Ce jeudi 16 avril 2026, le conseil municipal de Bagnols-sur-Cèze s’est réuni avec, en point central, la tenue du débat d’orientation budgétaire (DOB), étape incontournable avant le vote du budget primitif. Une séance également marquée par de nombreux échanges entre majorité et opposition autour de l’état des finances communales, de la sécurité et de la question du culte.

Un cadre budgétaire actualisé avant le débat

En ouverture de séance, les élus ont adopté l’actualisation du règlement budgétaire et financier (RBF), document structurant qui encadre la gestion comptable de la collectivité. « Cette mise à jour s’inscrit dans la continuité du passage au référentiel comptable M57, en vigueur depuis le 1er janvier 2024 », précise l’adjoint aux finances Denis Daude.

  • la gestion pluriannuelle des investissements via les autorisations de programme (AP) et d’engagement (AE),
  • la mise en place du compte financier unique (CFU), fusion du compte administratif et du compte de gestion,
  • ainsi que des outils de souplesse budgétaire, permettant des ajustements entre chapitres dans des limites réglementaires.

Sans opposition ni abstention, le conseil municipal a validé ce règlement, préalable technique indispensable avant les futures délibérations budgétaires.

Un débat d’orientation budgétaire au cœur des enjeux

Présenté par l’adjoint aux finances Denis Daude, le rapport d’orientation budgétaire a posé les bases du futur budget 2026. Conformément à la réglementation, ce débat doit intervenir dans les deux mois précédant l’examen du budget primitif et donner lieu à un vote actant sa tenue.

Dès l’introduction, le ton est donné : la majorité municipale décrit une situation financière « dégradée, sinon critique », héritée du mandat précédent. En cause, selon l’élu aux finances puis selon la maire Pascale Bordes, un volume important d’investissements récents – près de 800 000 euros de travaux de voirie en fin de mandat – financés en grande partie par l’emprunt.

Conséquences directes avancées :

  • une épargne nette limitée à environ 600 000 euros,
  • une capacité d’investissement jugée « très faible »,
  • et une durée de désendettement estimée à plus de 8 ans.

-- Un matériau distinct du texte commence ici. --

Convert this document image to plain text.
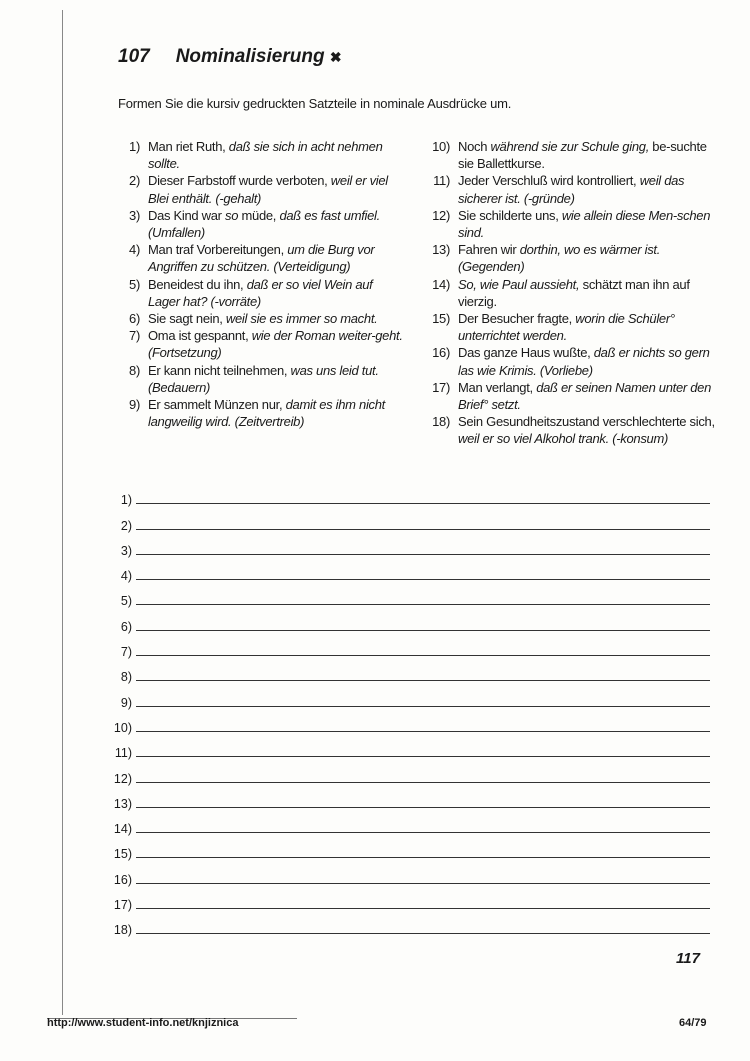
107 Nominalisierung ✖
Formen Sie die kursiv gedruckten Satzteile in nominale Ausdrücke um.
1) Man riet Ruth, daß sie sich in acht nehmen sollte.
2) Dieser Farbstoff wurde verboten, weil er viel Blei enthält. (-gehalt)
3) Das Kind war so müde, daß es fast umfiel. (Umfallen)
4) Man traf Vorbereitungen, um die Burg vor Angriffen zu schützen. (Verteidigung)
5) Beneidest du ihn, daß er so viel Wein auf Lager hat? (-vorräte)
6) Sie sagt nein, weil sie es immer so macht.
7) Oma ist gespannt, wie der Roman weiter-geht. (Fortsetzung)
8) Er kann nicht teilnehmen, was uns leid tut. (Bedauern)
9) Er sammelt Münzen nur, damit es ihm nicht langweilig wird. (Zeitvertreib)
10) Noch während sie zur Schule ging, be-suchte sie Ballettkurse.
11) Jeder Verschluß wird kontrolliert, weil das sicherer ist. (-gründe)
12) Sie schilderte uns, wie allein diese Men-schen sind.
13) Fahren wir dorthin, wo es wärmer ist. (Gegenden)
14) So, wie Paul aussieht, schätzt man ihn auf vierzig.
15) Der Besucher fragte, worin die Schüler° unterrichtet werden.
16) Das ganze Haus wußte, daß er nichts so gern las wie Krimis. (Vorliebe)
17) Man verlangt, daß er seinen Namen unter den Brief° setzt.
18) Sein Gesundheitszustand verschlechterte sich, weil er so viel Alkohol trank. (-konsum)
1)
2)
3)
4)
5)
6)
7)
8)
9)
10)
11)
12)
13)
14)
15)
16)
17)
18)
117
http://www.student-info.net/knjiznica	64/79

Face à ce constat, la municipalité annonce un budget 2026 « de transition », placé sous le signe de la rigueur. L’objectif affiché est clair : restaurer des marges de manœuvre financières pour relancer, à terme, des projets structurants, notamment dans le domaine scolaire.

Un audit financier complet sera lancé afin de disposer d’une vision précise de la situation. La maire, Pascale Bordes, insiste toutefois sur un point : « il n’y aura pas d’augmentation de la fiscalité locale ».

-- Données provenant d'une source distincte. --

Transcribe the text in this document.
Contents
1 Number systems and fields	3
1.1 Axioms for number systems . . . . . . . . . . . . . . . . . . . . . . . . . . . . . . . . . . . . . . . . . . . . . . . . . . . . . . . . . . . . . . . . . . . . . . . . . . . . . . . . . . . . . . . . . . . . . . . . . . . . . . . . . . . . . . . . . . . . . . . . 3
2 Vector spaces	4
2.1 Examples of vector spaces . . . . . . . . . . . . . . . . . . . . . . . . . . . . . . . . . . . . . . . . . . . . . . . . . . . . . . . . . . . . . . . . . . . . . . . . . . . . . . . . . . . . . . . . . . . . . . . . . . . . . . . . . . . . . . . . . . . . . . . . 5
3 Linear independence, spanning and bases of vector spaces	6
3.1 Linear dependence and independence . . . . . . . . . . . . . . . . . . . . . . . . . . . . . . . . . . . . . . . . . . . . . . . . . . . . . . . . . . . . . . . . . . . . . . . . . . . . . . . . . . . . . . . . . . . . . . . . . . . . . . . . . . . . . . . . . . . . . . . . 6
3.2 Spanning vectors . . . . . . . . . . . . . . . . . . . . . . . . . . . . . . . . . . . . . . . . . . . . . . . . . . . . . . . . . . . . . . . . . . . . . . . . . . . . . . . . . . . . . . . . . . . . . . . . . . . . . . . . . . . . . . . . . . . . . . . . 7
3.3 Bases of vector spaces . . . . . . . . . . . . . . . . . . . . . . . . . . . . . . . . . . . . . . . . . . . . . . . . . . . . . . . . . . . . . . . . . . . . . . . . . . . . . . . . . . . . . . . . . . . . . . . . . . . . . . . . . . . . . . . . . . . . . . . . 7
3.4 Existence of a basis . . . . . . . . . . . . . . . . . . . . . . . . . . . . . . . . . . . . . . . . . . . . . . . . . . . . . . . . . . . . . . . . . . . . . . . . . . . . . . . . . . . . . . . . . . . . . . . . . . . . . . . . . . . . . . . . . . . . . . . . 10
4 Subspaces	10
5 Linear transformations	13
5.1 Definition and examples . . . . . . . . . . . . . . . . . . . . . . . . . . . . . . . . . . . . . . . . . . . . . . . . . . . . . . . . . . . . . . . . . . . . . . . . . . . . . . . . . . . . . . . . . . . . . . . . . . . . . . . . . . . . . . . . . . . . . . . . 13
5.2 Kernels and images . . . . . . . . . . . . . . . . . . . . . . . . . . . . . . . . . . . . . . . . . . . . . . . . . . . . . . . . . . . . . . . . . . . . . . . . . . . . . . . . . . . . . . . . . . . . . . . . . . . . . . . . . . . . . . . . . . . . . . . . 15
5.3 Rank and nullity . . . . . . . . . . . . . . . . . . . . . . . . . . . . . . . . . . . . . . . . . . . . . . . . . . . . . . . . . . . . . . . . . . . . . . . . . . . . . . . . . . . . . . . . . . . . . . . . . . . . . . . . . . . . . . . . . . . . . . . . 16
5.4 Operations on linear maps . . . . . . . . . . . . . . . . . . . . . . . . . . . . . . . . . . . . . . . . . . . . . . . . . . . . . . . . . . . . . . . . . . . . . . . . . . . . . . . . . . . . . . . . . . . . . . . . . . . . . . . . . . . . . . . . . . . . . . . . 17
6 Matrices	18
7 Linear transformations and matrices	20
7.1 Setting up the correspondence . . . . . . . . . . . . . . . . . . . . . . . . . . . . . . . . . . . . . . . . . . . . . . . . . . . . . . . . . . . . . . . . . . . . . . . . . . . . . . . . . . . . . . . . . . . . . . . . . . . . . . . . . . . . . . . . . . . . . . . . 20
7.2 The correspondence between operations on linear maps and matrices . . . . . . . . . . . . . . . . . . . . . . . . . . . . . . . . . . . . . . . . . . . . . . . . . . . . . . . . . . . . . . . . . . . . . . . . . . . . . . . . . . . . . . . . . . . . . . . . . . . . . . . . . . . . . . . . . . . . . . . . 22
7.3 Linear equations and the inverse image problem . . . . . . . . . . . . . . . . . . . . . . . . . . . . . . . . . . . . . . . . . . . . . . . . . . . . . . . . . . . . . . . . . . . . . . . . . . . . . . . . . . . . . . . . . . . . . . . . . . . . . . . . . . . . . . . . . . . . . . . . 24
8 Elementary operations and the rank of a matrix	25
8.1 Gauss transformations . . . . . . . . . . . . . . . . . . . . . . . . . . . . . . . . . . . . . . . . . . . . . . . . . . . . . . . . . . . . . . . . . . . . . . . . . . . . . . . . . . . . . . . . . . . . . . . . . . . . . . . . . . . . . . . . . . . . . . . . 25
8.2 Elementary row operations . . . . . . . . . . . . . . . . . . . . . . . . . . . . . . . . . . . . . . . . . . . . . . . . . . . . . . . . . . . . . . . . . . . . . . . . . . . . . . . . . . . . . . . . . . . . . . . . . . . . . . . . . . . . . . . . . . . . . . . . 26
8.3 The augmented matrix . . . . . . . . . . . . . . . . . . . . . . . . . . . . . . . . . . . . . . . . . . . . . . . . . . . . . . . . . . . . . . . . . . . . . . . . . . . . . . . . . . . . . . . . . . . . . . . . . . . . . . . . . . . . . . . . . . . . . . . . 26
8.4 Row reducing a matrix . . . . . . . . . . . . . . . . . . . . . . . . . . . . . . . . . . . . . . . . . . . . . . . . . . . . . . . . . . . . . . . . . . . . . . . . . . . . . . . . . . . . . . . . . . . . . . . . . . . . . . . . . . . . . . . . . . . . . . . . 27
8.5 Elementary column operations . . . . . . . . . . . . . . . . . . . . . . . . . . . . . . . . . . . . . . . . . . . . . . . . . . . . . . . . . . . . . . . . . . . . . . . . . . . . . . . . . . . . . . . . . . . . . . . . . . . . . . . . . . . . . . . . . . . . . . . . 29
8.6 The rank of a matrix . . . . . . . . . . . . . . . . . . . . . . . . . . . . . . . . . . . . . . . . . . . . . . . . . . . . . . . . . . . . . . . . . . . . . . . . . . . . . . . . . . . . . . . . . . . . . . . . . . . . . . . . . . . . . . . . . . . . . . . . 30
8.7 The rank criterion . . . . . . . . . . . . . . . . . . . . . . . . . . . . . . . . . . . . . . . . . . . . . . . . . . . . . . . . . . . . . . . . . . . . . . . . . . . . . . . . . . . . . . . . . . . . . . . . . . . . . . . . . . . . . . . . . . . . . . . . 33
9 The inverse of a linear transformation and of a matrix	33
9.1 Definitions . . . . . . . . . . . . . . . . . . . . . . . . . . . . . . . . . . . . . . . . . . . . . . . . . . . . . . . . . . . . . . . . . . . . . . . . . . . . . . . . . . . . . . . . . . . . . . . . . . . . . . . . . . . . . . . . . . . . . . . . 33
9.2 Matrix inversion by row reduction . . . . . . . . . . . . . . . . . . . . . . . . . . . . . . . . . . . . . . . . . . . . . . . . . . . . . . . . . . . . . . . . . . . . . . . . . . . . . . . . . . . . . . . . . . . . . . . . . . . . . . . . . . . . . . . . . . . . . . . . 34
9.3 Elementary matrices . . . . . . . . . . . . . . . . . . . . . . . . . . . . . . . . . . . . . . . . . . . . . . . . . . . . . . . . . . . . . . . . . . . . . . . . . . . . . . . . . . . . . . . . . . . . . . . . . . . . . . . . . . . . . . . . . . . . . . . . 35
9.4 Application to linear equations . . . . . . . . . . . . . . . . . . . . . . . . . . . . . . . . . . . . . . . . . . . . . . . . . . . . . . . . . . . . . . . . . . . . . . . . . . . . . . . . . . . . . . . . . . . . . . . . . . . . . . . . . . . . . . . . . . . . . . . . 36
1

L’opposition conteste un diagnostic « alarmiste »

Dans les rangs de l’opposition, Michèle Fond Thurial (adjointe au maire sous la précédente mandature) a réagi à cette présentation, dénonçant un « réquisitoire sévère » contre la gestion précédente.

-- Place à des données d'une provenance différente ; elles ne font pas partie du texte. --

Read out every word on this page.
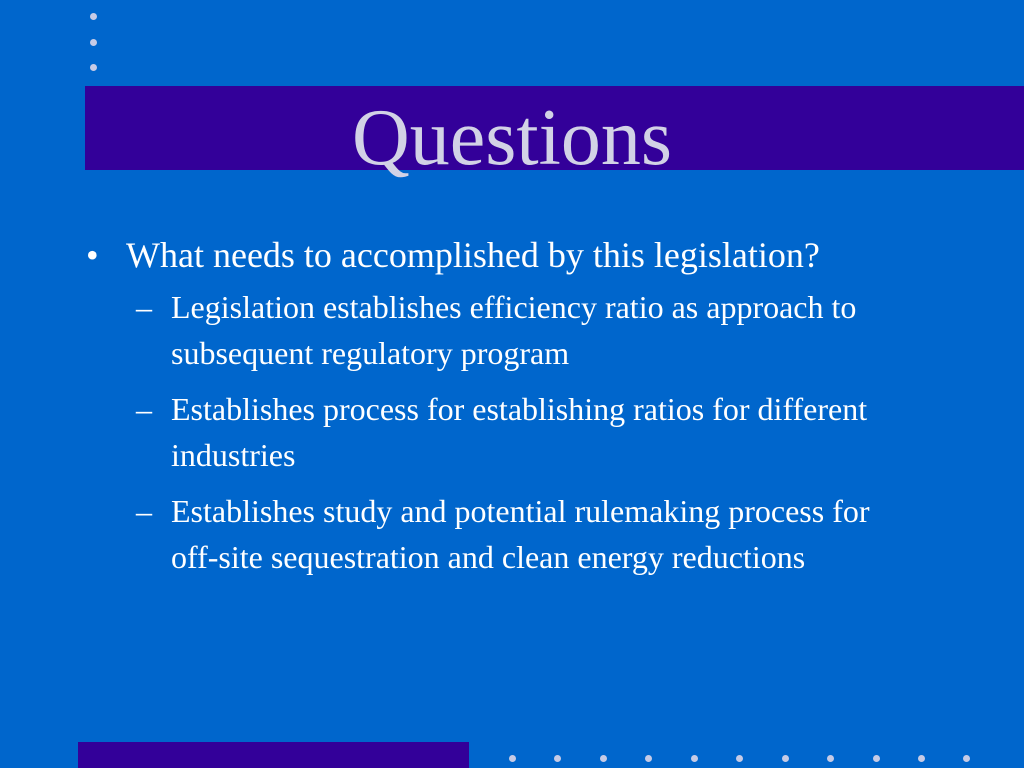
Questions
• What needs to accomplished by this legislation?
– Legislation establishes efficiency ratio as approach to subsequent regulatory program
– Establishes process for establishing ratios for different industries
– Establishes study and potential rulemaking process for off-site sequestration and clean energy reductions
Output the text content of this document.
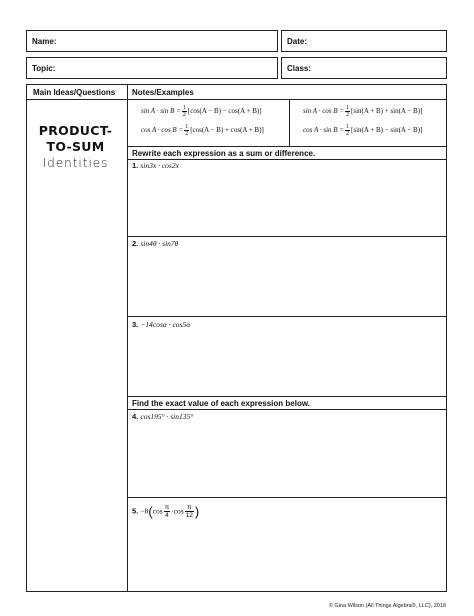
Name:	Date:
Topic:	Class:
Main Ideas/Questions Notes/Examples
PRODUCT-
TO-SUM
Identities
$\sin A \cdot \sin B = \frac{1}{2} [\cos(A - B) - \cos(A + B)]$
$\cos A \cdot \cos B = \frac{1}{2} [\cos(A - B) + \cos(A + B)]$
$\sin A \cdot \cos B = \frac{1}{2} [\sin(A + B) + \sin(A - B)]$
$\cos A \cdot \sin B = \frac{1}{2} [\sin(A + B) - \sin(A - B)]$
Rewrite each expression as a sum or difference.
1. sin3x · cos2x
2. sin4θ · sin7θ
3. −14cosα · cos5α
Find the exact value of each expression below.
4. cos195° · sin135°
5. $-8(\cos \frac{\pi}{4} \cdot\cos \frac{\pi}{12}$ )
© Gina Wilson (All Things Algebra®, LLC), 2018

S’appuyant sur plusieurs indicateurs financiers, l’élue a relativisé la gravité de la situation :

  • une épargne nette positive, bien que modeste,
  • une capacité de désendettement inférieure à 10 ans, seuil généralement considéré comme acceptable,
  • et l’absence de certains indicateurs clés dans le rapport, comme le taux de rigidité des dépenses.

Elle a également défendu les investissements réalisés, notamment en matière de voirie, estimant qu’ils répondent à des besoins concrets de la population.

Au-delà du diagnostic, l’opposition a surtout pointé un manque de visibilité sur les orientations futures : « quelles décisions concrètes pour redresser les finances ? », a-t-elle interrogé, évoquant les leviers possibles comme les dépenses de fonctionnement ou les subventions.

La majorité assume une ligne de rigueur

En réponse, la maire Pascale Bordes a maintenu une lecture globale « préoccupante » des finances, insistant sur l’effet cumulé des indicateurs : faible épargne, endettement élevé et capacité de désendettement en hausse.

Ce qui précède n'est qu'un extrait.